Without the binoculars, the bird is but a white speck moving in and out of the waves in the distance. With them, it counts as one gull.
The below-freezing weather and impending snowstorm didn’t stop the bird from diving into the sea for fish, nor did it deter the two bird-watchers. Wearing skullcaps and thick gloves, Dean of Undergraduate Admissions Jeff Brenzel and East Rock Park ranger Dan Barvir traveled over frozen mud, stiffened grass and sharp brambles around the New Haven harbor to count individual birds and bird species on Dec. 19.
Brenzel and Barvir were gathering data for the National Audubon Society’s 110th annual Christmas Bird Count, the world’s biggest and oldest citizen science project. The data from laypeople help researchers and conservationists study bird trends across North America, Brenzel said.
“The count has been one of the major ways that scientists [can] get a picture of what is happening to birds, ecologies and climate over time,” Brenzel said. “It’s an extraordinary effort undertaken for over a hundred years now by tens of thousands of amateurs spread out across the country.”
The Christmas Bird Count, which began in 1900, began as an alternative to a contest called the Christmas “Side Hunt,” in which Americans would shoot as many birds and small animals as they could during the Christmas season. The first count, organized by ornithologist and National Audubon Society officer Frank Chapman, featured 27 volunteers in 25 locations mainly in the Northeast. Nowadays, 60,000 volunteers count birds between Dec. 14 and Jan. 5 across North America, said Patrick Comins, the director of bird conservation of the Connecticut branch of the National Audubon Society.

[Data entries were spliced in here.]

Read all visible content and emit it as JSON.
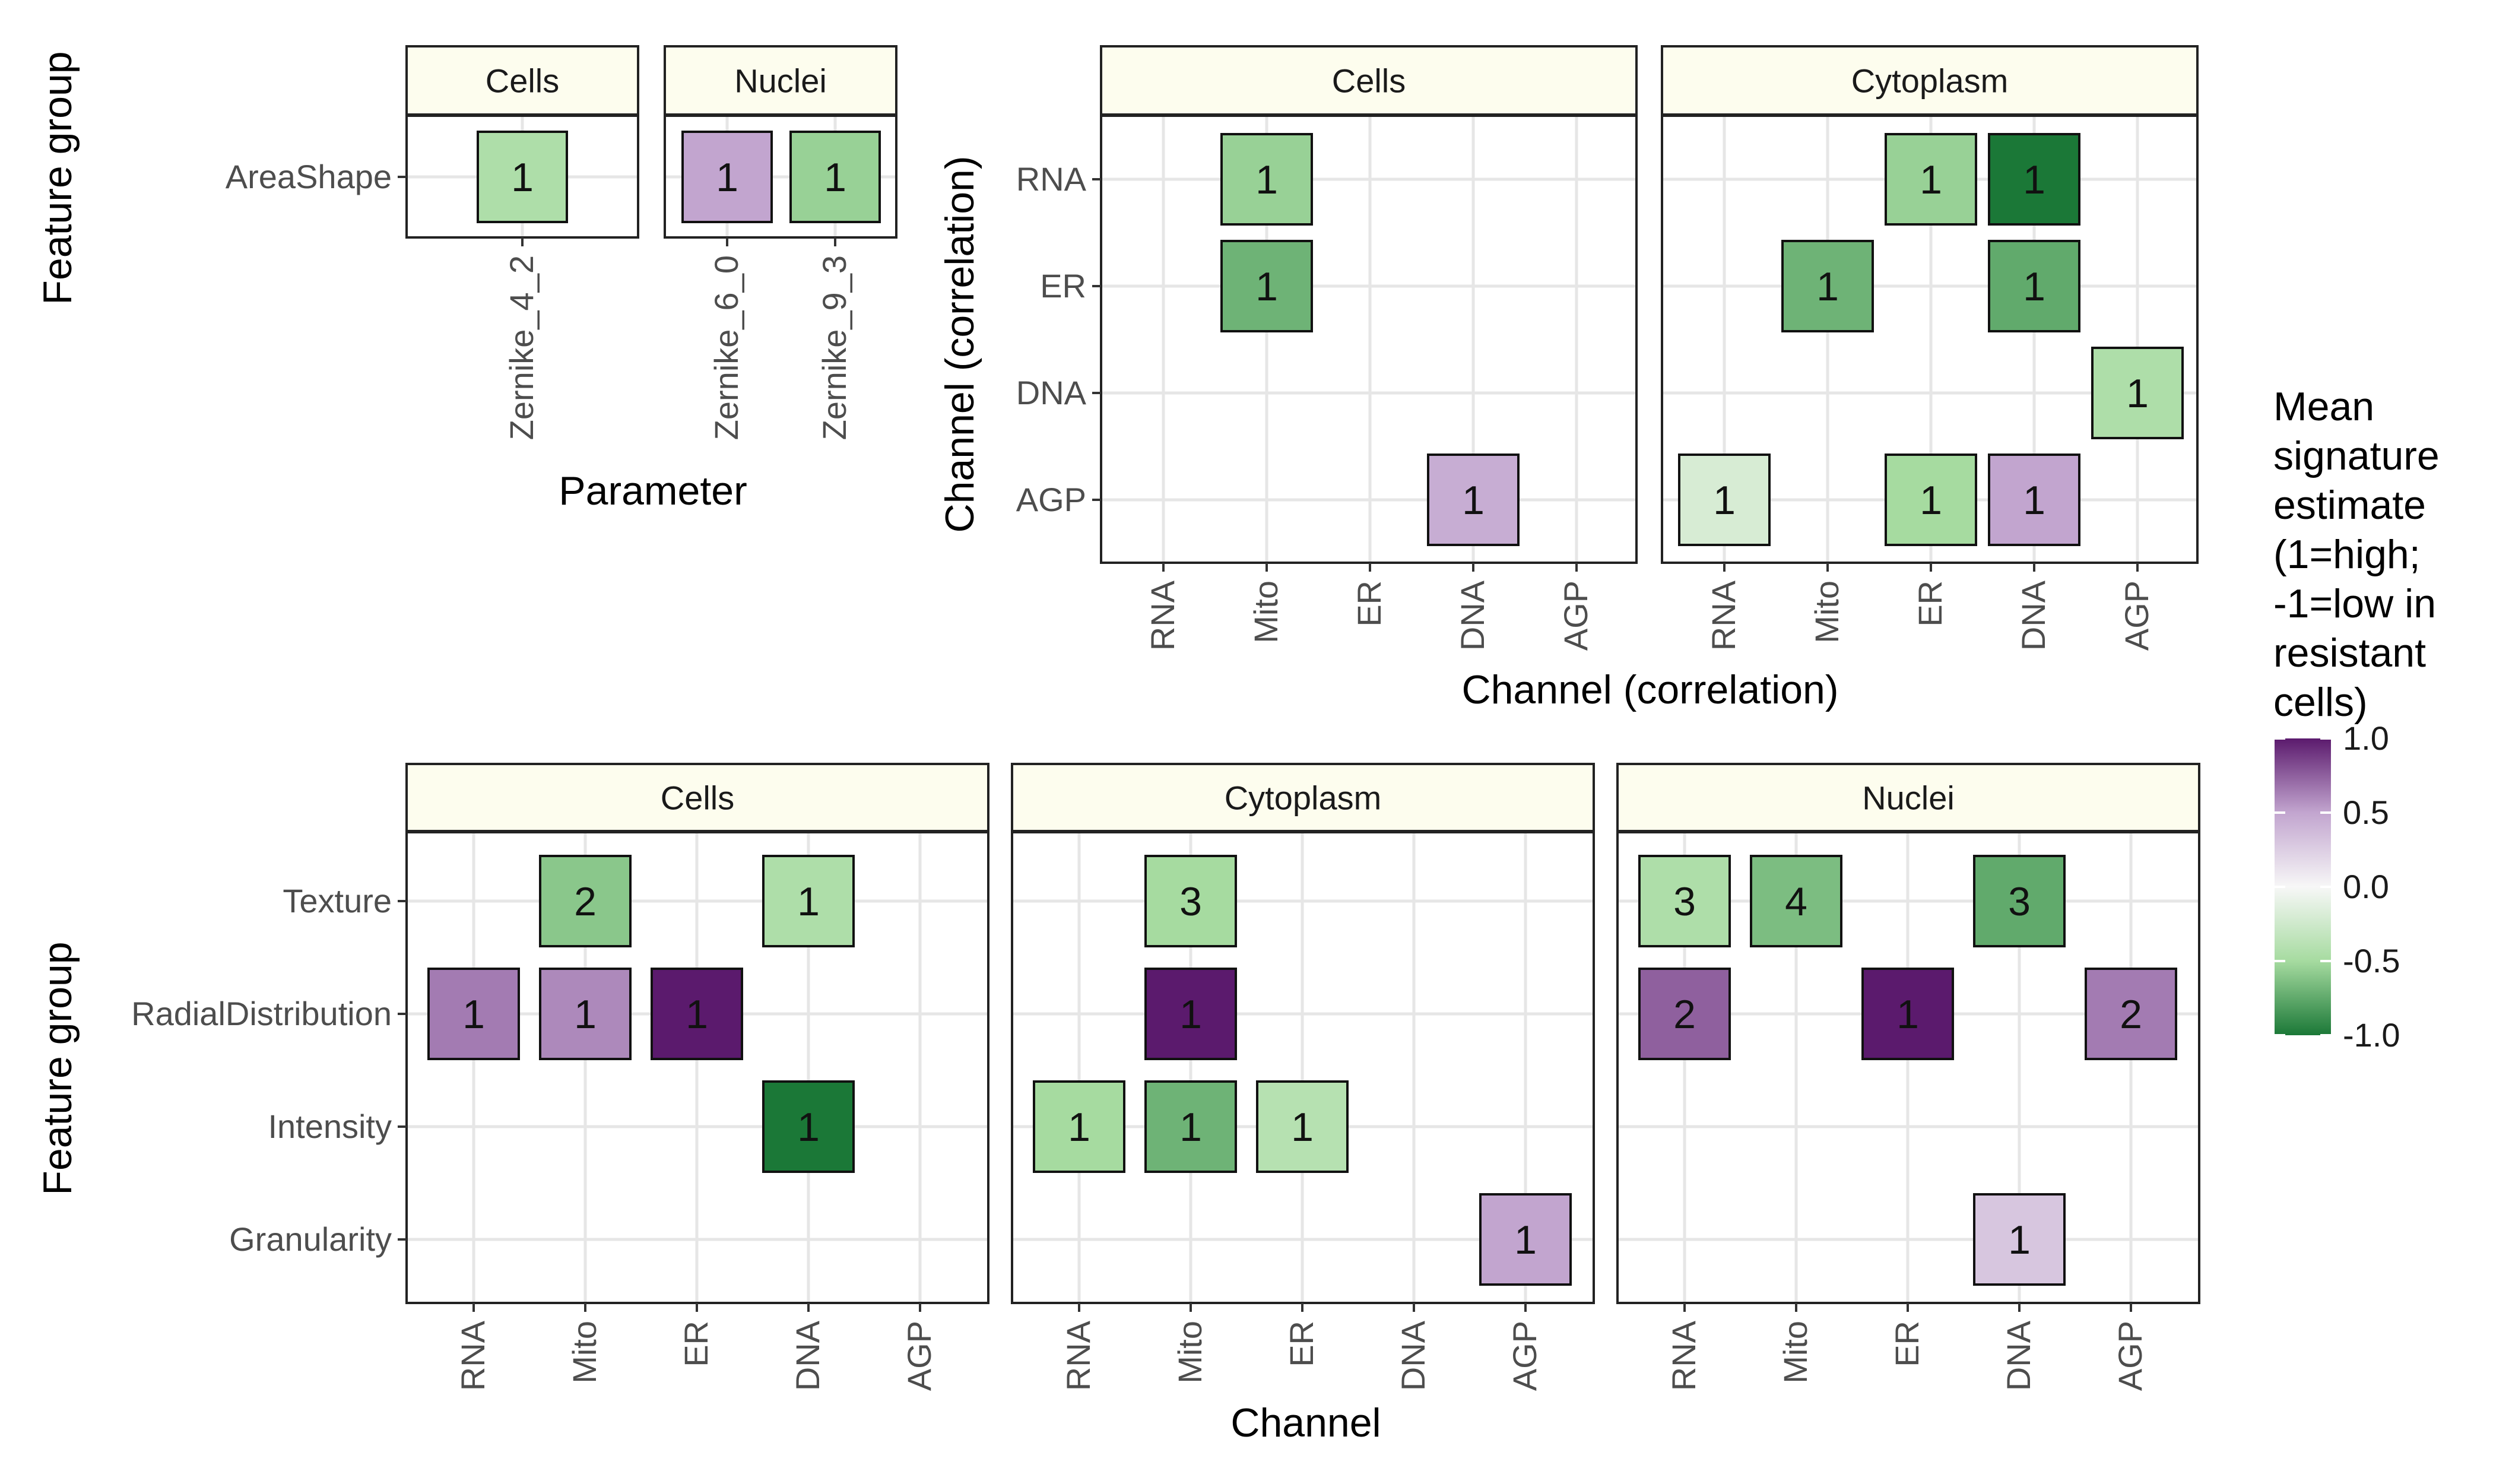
{
  "figure": {
    "legend": {
      "title_lines": [
        "Mean",
        "signature",
        "estimate",
        "(1=high;",
        "-1=low in",
        "resistant",
        "cells)"
      ],
      "ticks": [
        "1.0",
        "0.5",
        "0.0",
        "-0.5",
        "-1.0"
      ],
      "tick_values": [
        1.0,
        0.5,
        0.0,
        -0.5,
        -1.0
      ],
      "colors": {
        "high": "#5b1a6d",
        "mid_high": "#c2a5cf",
        "zero": "#f7f7f7",
        "mid_low": "#a6dba0",
        "low": "#1b7837"
      }
    }
  },
  "chart_data": [
    {
      "type": "heatmap",
      "position": "top-left",
      "ylabel": "Feature group",
      "xlabel": "Parameter",
      "facets": [
        {
          "name": "Cells",
          "x_categories": [
            "Zernike_4_2"
          ],
          "y_categories": [
            "AreaShape"
          ],
          "cells": [
            {
              "x": "Zernike_4_2",
              "y": "AreaShape",
              "label": "1",
              "value": -0.45
            }
          ]
        },
        {
          "name": "Nuclei",
          "x_categories": [
            "Zernike_6_0",
            "Zernike_9_3"
          ],
          "y_categories": [
            "AreaShape"
          ],
          "cells": [
            {
              "x": "Zernike_6_0",
              "y": "AreaShape",
              "label": "1",
              "value": 0.5
            },
            {
              "x": "Zernike_9_3",
              "y": "AreaShape",
              "label": "1",
              "value": -0.55
            }
          ]
        }
      ]
    },
    {
      "type": "heatmap",
      "position": "top-right",
      "ylabel": "Channel (correlation)",
      "xlabel": "Channel (correlation)",
      "x_categories": [
        "RNA",
        "Mito",
        "ER",
        "DNA",
        "AGP"
      ],
      "y_categories": [
        "RNA",
        "ER",
        "DNA",
        "AGP"
      ],
      "facets": [
        {
          "name": "Cells",
          "cells": [
            {
              "x": "Mito",
              "y": "RNA",
              "label": "1",
              "value": -0.55
            },
            {
              "x": "Mito",
              "y": "ER",
              "label": "1",
              "value": -0.7
            },
            {
              "x": "DNA",
              "y": "AGP",
              "label": "1",
              "value": 0.45
            }
          ]
        },
        {
          "name": "Cytoplasm",
          "cells": [
            {
              "x": "ER",
              "y": "RNA",
              "label": "1",
              "value": -0.55
            },
            {
              "x": "DNA",
              "y": "RNA",
              "label": "1",
              "value": -1.0
            },
            {
              "x": "Mito",
              "y": "ER",
              "label": "1",
              "value": -0.7
            },
            {
              "x": "DNA",
              "y": "ER",
              "label": "1",
              "value": -0.75
            },
            {
              "x": "AGP",
              "y": "DNA",
              "label": "1",
              "value": -0.45
            },
            {
              "x": "RNA",
              "y": "AGP",
              "label": "1",
              "value": -0.2
            },
            {
              "x": "ER",
              "y": "AGP",
              "label": "1",
              "value": -0.5
            },
            {
              "x": "DNA",
              "y": "AGP",
              "label": "1",
              "value": 0.5
            }
          ]
        }
      ]
    },
    {
      "type": "heatmap",
      "position": "bottom",
      "ylabel": "Feature group",
      "xlabel": "Channel",
      "x_categories": [
        "RNA",
        "Mito",
        "ER",
        "DNA",
        "AGP"
      ],
      "y_categories": [
        "Texture",
        "RadialDistribution",
        "Intensity",
        "Granularity"
      ],
      "facets": [
        {
          "name": "Cells",
          "cells": [
            {
              "x": "Mito",
              "y": "Texture",
              "label": "2",
              "value": -0.6
            },
            {
              "x": "DNA",
              "y": "Texture",
              "label": "1",
              "value": -0.45
            },
            {
              "x": "RNA",
              "y": "RadialDistribution",
              "label": "1",
              "value": 0.65
            },
            {
              "x": "Mito",
              "y": "RadialDistribution",
              "label": "1",
              "value": 0.6
            },
            {
              "x": "ER",
              "y": "RadialDistribution",
              "label": "1",
              "value": 1.0
            },
            {
              "x": "DNA",
              "y": "Intensity",
              "label": "1",
              "value": -1.0
            }
          ]
        },
        {
          "name": "Cytoplasm",
          "cells": [
            {
              "x": "Mito",
              "y": "Texture",
              "label": "3",
              "value": -0.5
            },
            {
              "x": "Mito",
              "y": "RadialDistribution",
              "label": "1",
              "value": 1.0
            },
            {
              "x": "RNA",
              "y": "Intensity",
              "label": "1",
              "value": -0.5
            },
            {
              "x": "Mito",
              "y": "Intensity",
              "label": "1",
              "value": -0.7
            },
            {
              "x": "ER",
              "y": "Intensity",
              "label": "1",
              "value": -0.4
            },
            {
              "x": "AGP",
              "y": "Granularity",
              "label": "1",
              "value": 0.5
            }
          ]
        },
        {
          "name": "Nuclei",
          "cells": [
            {
              "x": "RNA",
              "y": "Texture",
              "label": "3",
              "value": -0.45
            },
            {
              "x": "Mito",
              "y": "Texture",
              "label": "4",
              "value": -0.65
            },
            {
              "x": "DNA",
              "y": "Texture",
              "label": "3",
              "value": -0.75
            },
            {
              "x": "RNA",
              "y": "RadialDistribution",
              "label": "2",
              "value": 0.75
            },
            {
              "x": "ER",
              "y": "RadialDistribution",
              "label": "1",
              "value": 1.0
            },
            {
              "x": "AGP",
              "y": "RadialDistribution",
              "label": "2",
              "value": 0.65
            },
            {
              "x": "DNA",
              "y": "Granularity",
              "label": "1",
              "value": 0.3
            }
          ]
        }
      ]
    }
  ]
}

Volunteers count birds by their appearance, calls, silhouettes and flight patterns over a period of 24 hours in a 15-mile-diameter circle designated by the National Audubon Society, Barvir said. Each circle is divided according to the number of volunteers available.
There is a “light-hearted” unofficial competition within and between circles to see who counted the most species, Barvir said. In Connecticut, New Haven, Greenwich and other coastal areas tend to have the highest counts due to a larger variety of habitats.
The count has been important in raising the public’s awareness of biodiversity, Comins said.
“The count gets people engaged and connected to nature, and they start seeing the trends themselves,” Comins said.
Because the count is a volunteer effort, the count data — which is released in an annual summary by the National Audubon Society — have limitations, said Yale professor and ornithologist Richard Prum.
“The quality of the data is variable,” Prum said. “But they have documented tremendous changes in American avifauna in the past century.”
Comins said researchers have used the data as evidence for trends such as global warming. Researchers used count data in a National Audubon Society’s 2009 report to show that birds have been shifting their ranges northward for the past 40 years as temperatures increase.
New Haven Bird Club committee chair Chris Loscalzo, who organizes and compiles data from the New Haven Christmas Bird Count, said he has seen many changes in the bird species around New Haven. Loscalzo, who is a clinical instructor at the Yale School of Medicine, used to see hundreds of evening grosbeaks when he began counting birds as a teenager in the 1970s. Now, Loscalzo said, he’s lucky if he sees one or two. On the other hand, some species such as the Carolina Wren, which was rare in Connecticut 20 years ago, is now common in the New Haven area, Loscalzo said.
There were 126 species counted in New Haven for the current bird count.